Look at the problem it sets for solution. ‘Philosophy,’ says Spencer, ‘is completely unified knowledge;’ and adds, ‘... a philosophy stands self-convicted of inadequacy, if it does not formulate the whole series of changes passed through by every existence.... If it begins its explanations with existences that already have concrete forms ... then manifestly they had preceding histories ... of which no account is given. And as such preceding ... histories are subjects of possible knowledge, a philosophy which says nothing about them falls short of the required unification.’[5]
Then, on the very terms of the philosophy, we are to contemplate ‘the beginning’ with absolutely nothing anterior or unaccounted for. There must be no ‘concrete forms,’ no ‘preceding histories,’ to be encountered.
Now observe, it is clearly recognised in this philosophy that the ultimate nature of all that constitutes the universe is infinitely beyond the reach of the human mind; that in their final nature time, space, matter, motion, rest, the transfer of motion, the exercise of force, the nature and operation of consciousness and thought, are all equally, that is, infinitely, inscrutable. Knowledge is inexorably limited to, and co-extensive with, phenomena; yet from these phenomena alone we are to obtain exhaustive accounts of their own origin and existence, in spite of the admitted inscrutable mysteries of which they are the manifestations.

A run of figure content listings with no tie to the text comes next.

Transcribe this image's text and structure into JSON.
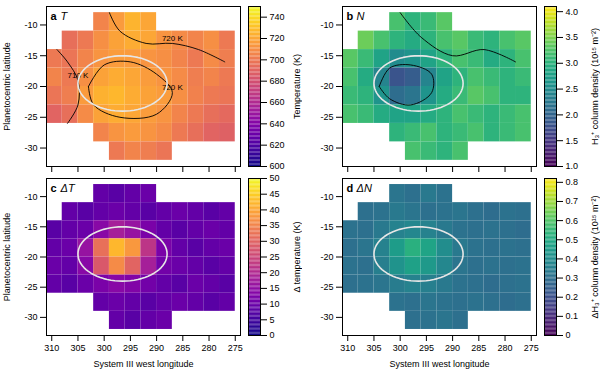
{
  "chart_data": [
    {
      "type": "heatmap",
      "panel": "a",
      "title": "T",
      "color": "plasma",
      "y_label": "Planetocentric latitude",
      "tick_labels": "y",
      "xlim": [
        311,
        274
      ],
      "ylim": [
        -33,
        -7
      ],
      "xticks": [
        310,
        305,
        300,
        295,
        290,
        285,
        280,
        275
      ],
      "yticks": [
        -10,
        -15,
        -20,
        -25,
        -30
      ],
      "x": [
        309.5,
        306.5,
        303.5,
        300.5,
        297.5,
        294.5,
        291.5,
        288.5,
        285.5,
        282.5,
        279.5,
        276.5
      ],
      "y": [
        -9.5,
        -12.5,
        -15.5,
        -18.5,
        -21.5,
        -24.5,
        -27.5,
        -30.5
      ],
      "z": [
        [
          null,
          null,
          null,
          705,
          715,
          725,
          720,
          null,
          null,
          null,
          null,
          null
        ],
        [
          null,
          695,
          700,
          710,
          718,
          722,
          720,
          712,
          708,
          705,
          710,
          700
        ],
        [
          700,
          698,
          705,
          712,
          716,
          715,
          712,
          710,
          705,
          700,
          708,
          702
        ],
        [
          705,
          700,
          710,
          718,
          722,
          720,
          716,
          712,
          708,
          702,
          705,
          700
        ],
        [
          698,
          702,
          715,
          724,
          726,
          722,
          718,
          716,
          710,
          704,
          700,
          698
        ],
        [
          690,
          695,
          708,
          718,
          722,
          720,
          716,
          712,
          705,
          700,
          695,
          692
        ],
        [
          null,
          null,
          null,
          705,
          712,
          715,
          712,
          708,
          700,
          695,
          690,
          688
        ],
        [
          null,
          null,
          null,
          null,
          700,
          705,
          702,
          698,
          null,
          null,
          null,
          null
        ]
      ],
      "color_label": "Temperature (K)",
      "color_range": [
        600,
        750
      ],
      "color_ticks": [
        600,
        620,
        640,
        660,
        680,
        700,
        720,
        740
      ],
      "ellipse": {
        "center": [
          296.5,
          -19.5
        ],
        "radii": [
          8.5,
          4.5
        ]
      },
      "contours": [
        {
          "label": "710 K",
          "points": [
            [
              309,
              -14
            ],
            [
              307,
              -16
            ],
            [
              305,
              -19
            ],
            [
              305,
              -23
            ],
            [
              307,
              -26
            ]
          ]
        },
        {
          "label": "720 K",
          "points": [
            [
              303,
              -20
            ],
            [
              300,
              -16.5
            ],
            [
              295,
              -16
            ],
            [
              290,
              -18
            ],
            [
              287,
              -21
            ],
            [
              290,
              -24.5
            ],
            [
              297,
              -25
            ],
            [
              302,
              -23
            ],
            [
              303,
              -20
            ]
          ]
        },
        {
          "label": "720 K",
          "points": [
            [
              299,
              -8
            ],
            [
              297,
              -11
            ],
            [
              292,
              -13
            ],
            [
              287,
              -13
            ],
            [
              282,
              -14
            ],
            [
              277,
              -16
            ]
          ]
        }
      ]
    },
    {
      "type": "heatmap",
      "panel": "b",
      "title": "N",
      "color": "viridis",
      "tick_labels": "y",
      "xlim": [
        311,
        274
      ],
      "ylim": [
        -33,
        -7
      ],
      "xticks": [
        310,
        305,
        300,
        295,
        290,
        285,
        280,
        275
      ],
      "yticks": [
        -10,
        -15,
        -20,
        -25,
        -30
      ],
      "x": [
        309.5,
        306.5,
        303.5,
        300.5,
        297.5,
        294.5,
        291.5,
        288.5,
        285.5,
        282.5,
        279.5,
        276.5
      ],
      "y": [
        -9.5,
        -12.5,
        -15.5,
        -18.5,
        -21.5,
        -24.5,
        -27.5,
        -30.5
      ],
      "z": [
        [
          null,
          null,
          null,
          3.2,
          3.0,
          3.1,
          3.3,
          null,
          null,
          null,
          null,
          null
        ],
        [
          null,
          3.4,
          3.2,
          3.0,
          2.9,
          3.0,
          3.2,
          3.3,
          3.1,
          3.0,
          3.2,
          3.3
        ],
        [
          3.3,
          3.1,
          2.8,
          2.5,
          2.6,
          2.8,
          3.0,
          3.2,
          3.1,
          2.9,
          3.0,
          3.2
        ],
        [
          3.2,
          2.9,
          2.4,
          1.8,
          1.9,
          2.4,
          2.8,
          3.0,
          3.2,
          3.1,
          3.0,
          3.1
        ],
        [
          3.1,
          3.0,
          2.6,
          2.1,
          2.2,
          2.6,
          2.9,
          3.1,
          3.3,
          3.2,
          3.0,
          3.0
        ],
        [
          3.2,
          3.1,
          2.9,
          2.8,
          2.8,
          2.9,
          3.0,
          3.2,
          3.1,
          3.0,
          3.1,
          3.2
        ],
        [
          null,
          null,
          null,
          3.0,
          3.1,
          3.2,
          3.0,
          3.1,
          3.2,
          3.0,
          3.1,
          3.2
        ],
        [
          null,
          null,
          null,
          null,
          3.2,
          3.1,
          3.0,
          3.2,
          null,
          null,
          null,
          null
        ]
      ],
      "color_label": "H₃⁺ column density (10¹⁵ m⁻²)",
      "color_range": [
        1,
        4.1
      ],
      "color_ticks": [
        {
          "value": 1,
          "label": "1.0"
        },
        1.5,
        {
          "value": 2,
          "label": "2.0"
        },
        2.5,
        {
          "value": 3,
          "label": "3.0"
        },
        3.5,
        {
          "value": 4,
          "label": "4.0"
        }
      ],
      "ellipse": {
        "center": [
          296.5,
          -19.5
        ],
        "radii": [
          8.5,
          4.5
        ]
      },
      "contours": [
        {
          "points": [
            [
              304,
              -20
            ],
            [
              302,
              -17
            ],
            [
              298,
              -16.5
            ],
            [
              294,
              -18
            ],
            [
              294,
              -21
            ],
            [
              298,
              -23
            ],
            [
              302,
              -22
            ],
            [
              304,
              -20
            ]
          ]
        },
        {
          "points": [
            [
              300,
              -8
            ],
            [
              296,
              -12
            ],
            [
              290,
              -15
            ],
            [
              284,
              -14
            ],
            [
              278,
              -16
            ]
          ]
        }
      ]
    },
    {
      "type": "heatmap",
      "panel": "c",
      "title": "ΔT",
      "color": "plasma",
      "x_label": "System III west longitude",
      "y_label": "Planetocentric latitude",
      "xlim": [
        311,
        274
      ],
      "ylim": [
        -33,
        -7
      ],
      "xticks": [
        310,
        305,
        300,
        295,
        290,
        285,
        280,
        275
      ],
      "yticks": [
        -10,
        -15,
        -20,
        -25,
        -30
      ],
      "x": [
        309.5,
        306.5,
        303.5,
        300.5,
        297.5,
        294.5,
        291.5,
        288.5,
        285.5,
        282.5,
        279.5,
        276.5
      ],
      "y": [
        -9.5,
        -12.5,
        -15.5,
        -18.5,
        -21.5,
        -24.5,
        -27.5,
        -30.5
      ],
      "z": [
        [
          null,
          null,
          null,
          9,
          8,
          9,
          10,
          null,
          null,
          null,
          null,
          null
        ],
        [
          null,
          9,
          8,
          9,
          10,
          9,
          8,
          9,
          10,
          9,
          8,
          9
        ],
        [
          8,
          9,
          10,
          14,
          18,
          16,
          12,
          9,
          8,
          9,
          10,
          9
        ],
        [
          9,
          10,
          16,
          32,
          42,
          38,
          22,
          12,
          9,
          8,
          9,
          10
        ],
        [
          10,
          9,
          14,
          28,
          36,
          30,
          18,
          11,
          10,
          9,
          8,
          9
        ],
        [
          9,
          8,
          10,
          12,
          14,
          13,
          11,
          9,
          8,
          10,
          9,
          8
        ],
        [
          null,
          null,
          null,
          9,
          10,
          9,
          8,
          9,
          10,
          9,
          8,
          9
        ],
        [
          null,
          null,
          null,
          null,
          9,
          8,
          9,
          10,
          null,
          null,
          null,
          null
        ]
      ],
      "color_label": "Δ temperature (K)",
      "color_range": [
        0,
        50
      ],
      "color_ticks": [
        0,
        5,
        10,
        15,
        20,
        25,
        30,
        35,
        40,
        45,
        50
      ],
      "ellipse": {
        "center": [
          296.5,
          -19.5
        ],
        "radii": [
          8.5,
          4.5
        ]
      }
    },
    {
      "type": "heatmap",
      "panel": "d",
      "title": "ΔN",
      "color": "viridis",
      "x_label": "System III west longitude",
      "xlim": [
        311,
        274
      ],
      "ylim": [
        -33,
        -7
      ],
      "xticks": [
        310,
        305,
        300,
        295,
        290,
        285,
        280,
        275
      ],
      "yticks": [
        -10,
        -15,
        -20,
        -25,
        -30
      ],
      "x": [
        309.5,
        306.5,
        303.5,
        300.5,
        297.5,
        294.5,
        291.5,
        288.5,
        285.5,
        282.5,
        279.5,
        276.5
      ],
      "y": [
        -9.5,
        -12.5,
        -15.5,
        -18.5,
        -21.5,
        -24.5,
        -27.5,
        -30.5
      ],
      "z": [
        [
          null,
          null,
          null,
          0.32,
          0.3,
          0.33,
          0.31,
          null,
          null,
          null,
          null,
          null
        ],
        [
          null,
          0.3,
          0.31,
          0.33,
          0.32,
          0.3,
          0.31,
          0.32,
          0.3,
          0.29,
          0.31,
          0.3
        ],
        [
          0.31,
          0.3,
          0.33,
          0.36,
          0.38,
          0.36,
          0.33,
          0.31,
          0.3,
          0.31,
          0.3,
          0.29
        ],
        [
          0.3,
          0.32,
          0.36,
          0.45,
          0.52,
          0.48,
          0.4,
          0.33,
          0.31,
          0.3,
          0.31,
          0.3
        ],
        [
          0.31,
          0.3,
          0.35,
          0.42,
          0.47,
          0.44,
          0.38,
          0.32,
          0.3,
          0.31,
          0.3,
          0.31
        ],
        [
          0.3,
          0.31,
          0.32,
          0.34,
          0.36,
          0.35,
          0.33,
          0.31,
          0.3,
          0.29,
          0.3,
          0.31
        ],
        [
          null,
          null,
          null,
          0.31,
          0.3,
          0.32,
          0.31,
          0.3,
          0.31,
          0.3,
          0.29,
          0.3
        ],
        [
          null,
          null,
          null,
          null,
          0.3,
          0.31,
          0.32,
          0.3,
          null,
          null,
          null,
          null
        ]
      ],
      "color_label": "ΔH₃⁺ column density (10¹⁵ m⁻²)",
      "color_range": [
        0,
        0.82
      ],
      "color_ticks": [
        0,
        0.1,
        0.2,
        0.3,
        0.4,
        0.5,
        0.6,
        0.7,
        0.8
      ],
      "ellipse": {
        "center": [
          296.5,
          -19.5
        ],
        "radii": [
          8.5,
          4.5
        ]
      }
    }
  ]
}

If we can obtain so complete a knowledge of matter and motion, by a scientific study of them, as will enable us, with that knowledge alone, to explain their origin and account for the sequences they involve, then there is no more mystery. There are no ‘ultimates’ to explain. Our knowledge covers all that is, in space and time. The ‘Absolute’ itself is a meaningless superfluity, and the mysterious ‘power’ that is philosophically invoked can have no true place, for all is explicable without it.